Even Muzzled, I Speak [Devon Balwit]


by nature, I have tried, at times,
to hide the fact, head shaved,
black leather armor, practicing
pain in the mirror until I could
bear it and not flinch. yet for all that,
the fact of it remains, decade after
decade, filaments that reach
through my whole being,
tender mycelium.


wanting to be a good mother, I
tight-rope-walked ever and always
between encouraging self-love
and discouraging selfishness
in my children: human, we are entitled
to life, liberty, and the pursuit of whatever
harms no other. also human, we slip
towards believing we have it coming to us,
the biggest piece of the pie we can wrangle.

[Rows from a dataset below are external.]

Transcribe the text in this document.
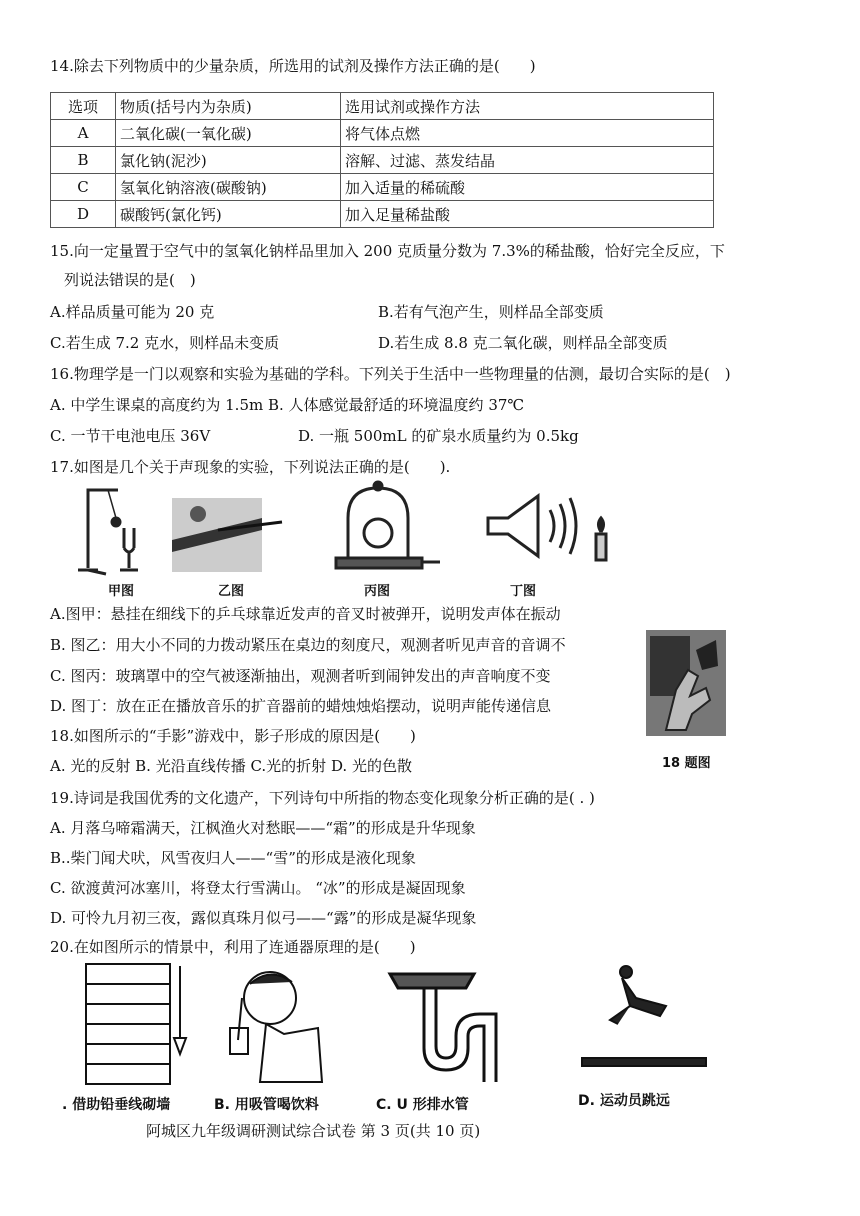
14.除去下列物质中的少量杂质，所选用的试剂及操作方法正确的是(　　)
选项	物质(括号内为杂质)	选用试剂或操作方法
A	二氧化碳(一氧化碳)	将气体点燃
B	氯化钠(泥沙)	溶解、过滤、蒸发结晶
C	氢氧化钠溶液(碳酸钠)	加入适量的稀硫酸
D	碳酸钙(氯化钙)	加入足量稀盐酸
15.向一定量置于空气中的氢氧化钠样品里加入 200 克质量分数为 7.3%的稀盐酸，恰好完全反应，下
列说法错误的是(　)
A.样品质量可能为 20 克	B.若有气泡产生，则样品全部变质
C.若生成 7.2 克水，则样品未变质	D.若生成 8.8 克二氧化碳，则样品全部变质
16.物理学是一门以观察和实验为基础的学科。下列关于生活中一些物理量的估测，最切合实际的是(　)
A. 中学生课桌的高度约为 1.5m B. 人体感觉最舒适的环境温度约 37℃
C. 一节干电池电压 36V	D. 一瓶 500mL 的矿泉水质量约为 0.5kg
17.如图是几个关于声现象的实验，下列说法正确的是(　　).
甲图	乙图	丙图	丁图
A.图甲：悬挂在细线下的乒乓球靠近发声的音叉时被弹开，说明发声体在振动
B. 图乙：用大小不同的力拨动紧压在桌边的刻度尺，观测者听见声音的音调不
C. 图丙：玻璃罩中的空气被逐渐抽出，观测者听到闹钟发出的声音响度不变
D. 图丁：放在正在播放音乐的扩音器前的蜡烛烛焰摆动，说明声能传递信息
18 题图
18.如图所示的“手影”游戏中，影子形成的原因是(　　)
A. 光的反射 B. 光沿直线传播 C.光的折射 D. 光的色散
19.诗词是我国优秀的文化遗产，下列诗句中所指的物态变化现象分析正确的是( . )
A. 月落乌啼霜满天，江枫渔火对愁眠——“霜”的形成是升华现象
B..柴门闻犬吠，风雪夜归人——“雪”的形成是液化现象
C. 欲渡黄河冰塞川，将登太行雪满山。 “冰”的形成是凝固现象
D. 可怜九月初三夜，露似真珠月似弓——“露”的形成是凝华现象
20.在如图所示的情景中，利用了连通器原理的是(　　)
. 借助铅垂线砌墙	B. 用吸管喝饮料	C. U 形排水管	D. 运动员跳远
阿城区九年级调研测试综合试卷 第 3 页(共 10 页)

genetic, linguistic, artistic
melting pot / salad bowl,
cross-pollination, cross-fertilization,
Jewish / Gentile, old-world, new,
an eternal Columbian exchange…


in photographs, the children of friends,
friends themselves, morph over time,
a shifting of external to match internal.
I train myself to use appropriate names, pronouns.
I do this because I love them.


I have carried three to term, lost
two more to miscarriage, and every
time, full as I was with their squirming
and kicking, I celebrated a woman’s
right to choose. we decide to bear
or not to bear. we women.


through the senses, through the
accumulation of days, the accretion
of years, through lived experience,
out in the world, among others,
testable, verifiable


testable, verifiable,
our inheritance from the brave thinkers
who have preceded us,
who have bucked convention,
often at the risk of life and livelihood,
to deliver unpleasant truths—
          species are in decline
          the earth is warming
          the ice is melting
          we are still learning how interconnected we all are
          time is running out

Devon Balwit loves her part of the planet and all the words in her language.